Originally posted by Agit8dChop
This is wrong.
Executing Saddam is going to be one of those moments where karma WILL come back to haunt you one day america.
Originally posted by Muaddib
That's what "you" think, and nomatter what would have been found if the Bush administration was not implicated you would have claimed that "it was a farce", because you like so many other around here want to blame the United States, and in particular the Bush administration for everything...
Like a blue-blood version of a Mob family with global reach, the Bushes have eliminated one more key witness to the important historical events that led the U.S. military into a bloody stalemate in Iraq and pushed the Middle East to the brink of calamity.
The hanging of Saddam Hussein was supposed to be – as the New York Times observed – the “triumphal bookend” to George W. Bush’s invasion of Iraq.

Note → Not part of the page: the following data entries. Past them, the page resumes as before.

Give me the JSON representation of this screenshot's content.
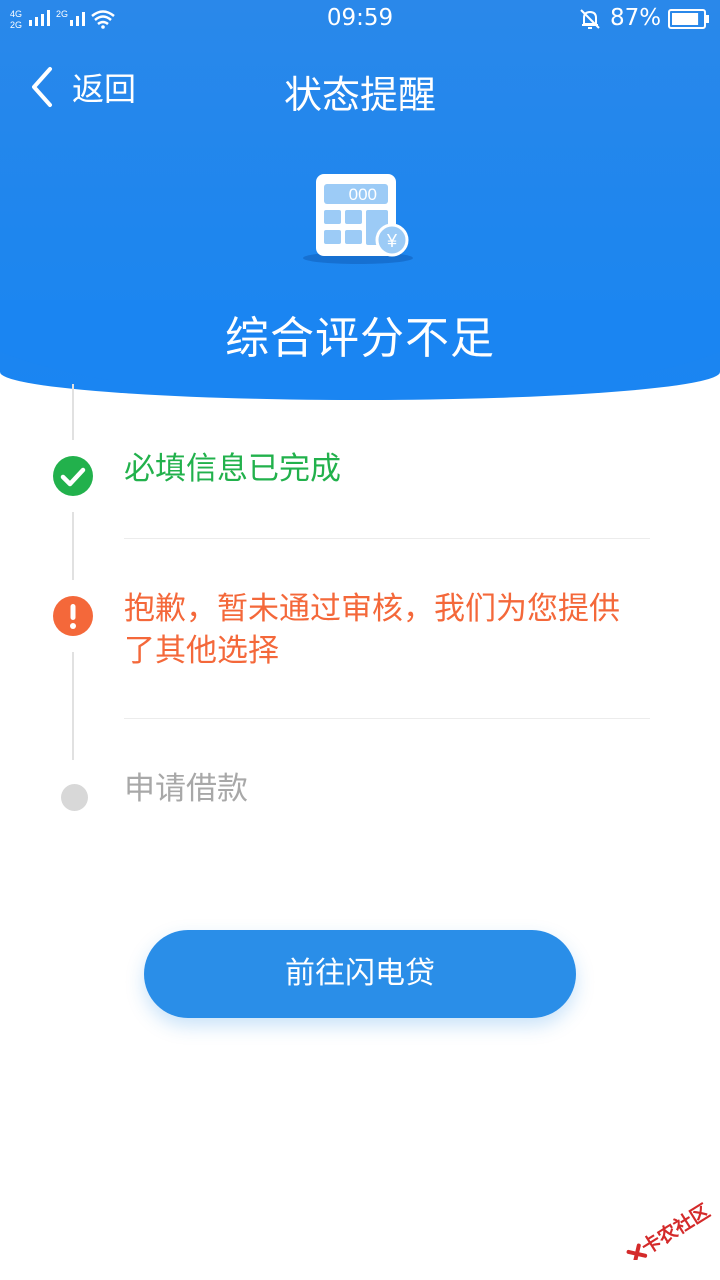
{
  "status_bar": {
    "time": "09:59",
    "battery_percent": "87%",
    "network_1": "4G",
    "network_2": "2G",
    "network_3": "2G",
    "battery_level": 0.87
  },
  "nav": {
    "back_label": "返回",
    "title": "状态提醒"
  },
  "hero": {
    "icon_display": "000",
    "currency_symbol": "¥",
    "title": "综合评分不足"
  },
  "steps": [
    {
      "text": "必填信息已完成",
      "status": "done",
      "color": "#22b14c"
    },
    {
      "text": "抱歉，暂未通过审核，我们为您提供了其他选择",
      "status": "error",
      "color": "#f4683a"
    },
    {
      "text": "申请借款",
      "status": "pending",
      "color": "#a8a8a8"
    }
  ],
  "cta": {
    "label": "前往闪电贷"
  },
  "watermark": {
    "text": "卡农社区"
  },
  "colors": {
    "header_blue": "#1e86ee",
    "button_blue": "#2a8ee8",
    "success_green": "#22b14c",
    "error_orange": "#f4683a",
    "pending_gray": "#d8d8d8"
  }
}
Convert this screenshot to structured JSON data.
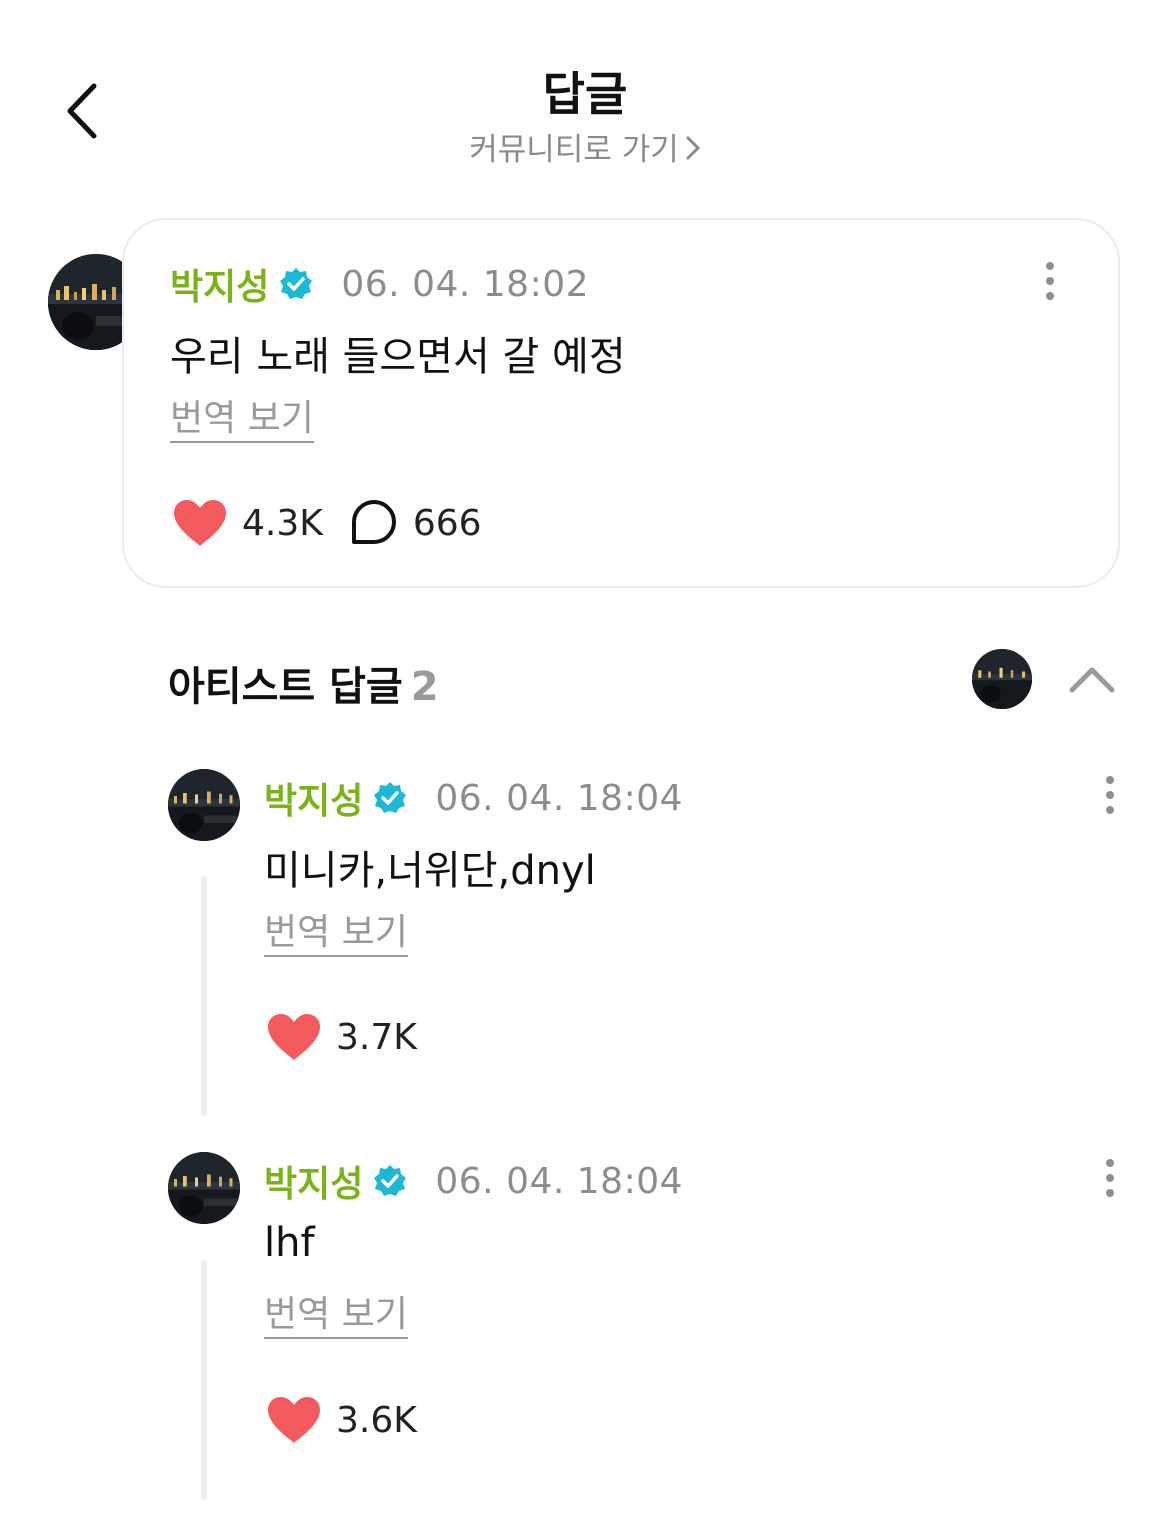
{
  "header": {
    "title": "답글",
    "community_link": "커뮤니티로 가기"
  },
  "post": {
    "author": "박지성",
    "timestamp": "06. 04. 18:02",
    "text": "우리 노래 들으면서 갈 예정",
    "translate_label": "번역 보기",
    "likes": "4.3K",
    "comments": "666"
  },
  "artist_replies": {
    "title": "아티스트 답글",
    "count": "2",
    "items": [
      {
        "author": "박지성",
        "timestamp": "06. 04. 18:04",
        "text": "미니카,너위단,dnyl",
        "translate_label": "번역 보기",
        "likes": "3.7K"
      },
      {
        "author": "박지성",
        "timestamp": "06. 04. 18:04",
        "text": "lhf",
        "translate_label": "번역 보기",
        "likes": "3.6K"
      }
    ]
  },
  "colors": {
    "author_name": "#7ab317",
    "verified_badge": "#1cb8d4",
    "heart": "#f25a5e",
    "muted_text": "#8c8c8c"
  },
  "icons": {
    "back": "chevron-left-icon",
    "more": "more-vertical-icon",
    "like": "heart-icon",
    "comment": "comment-bubble-icon",
    "verified": "verified-badge-icon",
    "collapse": "chevron-up-icon"
  }
}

If all had gone as planned, Bush might have staged another celebration as he did after the end of “major combat,” posing under the “Mission Accomplished” banner on May 1, 2003.
But now with nearly 3,000 American soldiers killed and the Iraqi death toll exceeding 600,000 by some estimates, Bush may be forced to savor the image of Hussein dangling at the end of a rope a little more privately.
Still, Bush has done his family’s legacy a great service while also protecting secrets that could have embarrassed other senior U.S. government officials.
He has silenced a unique witness to crucial chapters of the secret history that stretched from Iran’s Islamic revolution in 1979 to the alleged American-Saudi “green light” for Hussein to attack Iran in 1980, through the eight years of the Iran-Iraq War during which high-ranking U.S. intermediaries, such as Donald Rumsfeld and Robert Gates, allegedly helped broker supplies of war materiel for Hussein.
Originally posted by khunmoon
.....................
Even you, Muaddib, show signs of doubt by the little "if" in your sentence "if the Bush administration was not implicated". Doubts should always be in favour of the accused. And in this case the accused is a fair part of the world, who tries to miscredit the noble doings of the Bushes, a humble family out of American soil, who made it in banking and politics.............
Originally posted by fattyp
I watched the video earlier this morning on *cough*CNN*cough* (yes, I'm guilty)... and I found a couple things to be a wee bit strange.
The "executioners" were handling Saddam like he was a precious, little lamb.